Les États-Unis ont chuté de dix places dans le classement annuel de la liberté de la presse publié par Reporters sans frontières (RSF) le 30 avril 2025. Cette dégringolade, de la 45e à la 55e position, est directement attribuée aux pressions exercées par l'administration Trump contre les médias.
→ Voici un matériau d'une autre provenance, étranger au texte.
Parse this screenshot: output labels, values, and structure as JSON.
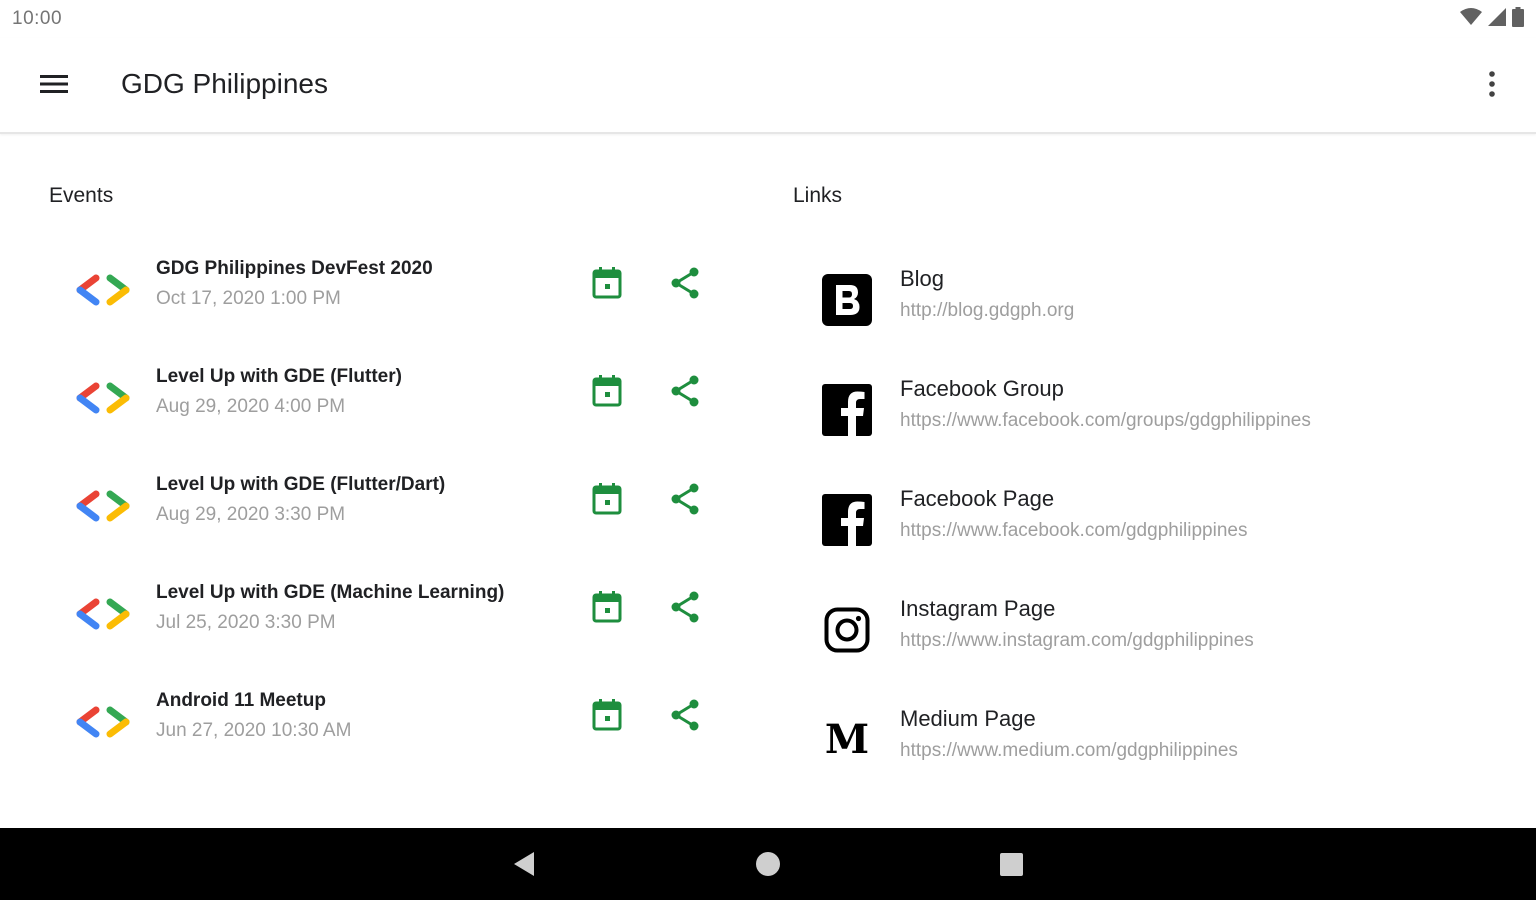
{
  "status_bar": {
    "time": "10:00"
  },
  "app_bar": {
    "title": "GDG Philippines"
  },
  "events": {
    "title": "Events",
    "items": [
      {
        "name": "GDG Philippines DevFest 2020",
        "date": "Oct 17, 2020 1:00 PM"
      },
      {
        "name": "Level Up with GDE (Flutter)",
        "date": "Aug 29, 2020 4:00 PM"
      },
      {
        "name": "Level Up with GDE (Flutter/Dart)",
        "date": "Aug 29, 2020 3:30 PM"
      },
      {
        "name": "Level Up with GDE (Machine Learning)",
        "date": "Jul 25, 2020 3:30 PM"
      },
      {
        "name": "Android 11 Meetup",
        "date": "Jun 27, 2020 10:30 AM"
      }
    ]
  },
  "links": {
    "title": "Links",
    "items": [
      {
        "name": "Blog",
        "url": "http://blog.gdgph.org",
        "icon": "blogger-icon"
      },
      {
        "name": "Facebook Group",
        "url": "https://www.facebook.com/groups/gdgphilippines",
        "icon": "facebook-icon"
      },
      {
        "name": "Facebook Page",
        "url": "https://www.facebook.com/gdgphilippines",
        "icon": "facebook-icon"
      },
      {
        "name": "Instagram Page",
        "url": "https://www.instagram.com/gdgphilippines",
        "icon": "instagram-icon"
      },
      {
        "name": "Medium Page",
        "url": "https://www.medium.com/gdgphilippines",
        "icon": "medium-icon",
        "glyph": "M"
      }
    ]
  },
  "colors": {
    "accent_green": "#1e8e3e",
    "gdg_red": "#ea4335",
    "gdg_blue": "#4285f4",
    "gdg_green": "#34a853",
    "gdg_yellow": "#fbbc04"
  }
}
Un recul historique pour les États-Unis
Jamais depuis la création de l'indice en 2002, les États-Unis n'avaient connu une telle chute. Le pays, longtemps considéré comme un modèle de liberté d'expression, se retrouve désormais derrière des nations comme la Roumanie, le Botswana ou le Suriname. RSF souligne que les attaques répétées de Donald Trump contre les journalistes, qualifiés d'"ennemis du peuple", ont créé un climat de défiance et de violence verbale qui s'est traduit par une détérioration des conditions de travail des reporters.
Les conséquences des pressions politiques
L'organisation note que les menaces de poursuites judiciaires, les retraits d'accréditations et les appels au boycott des médias critiques ont eu un effet dissuasif sur l'investigation journalistique. Plusieurs grands médias américains ont vu leurs budgets d'enquête réduits, tandis que des journalistes ont subi des intimidations. RSF cite également l'affaire du journaliste du Washington Post, dont la couverture des élections a été entravée par des restrictions d'accès.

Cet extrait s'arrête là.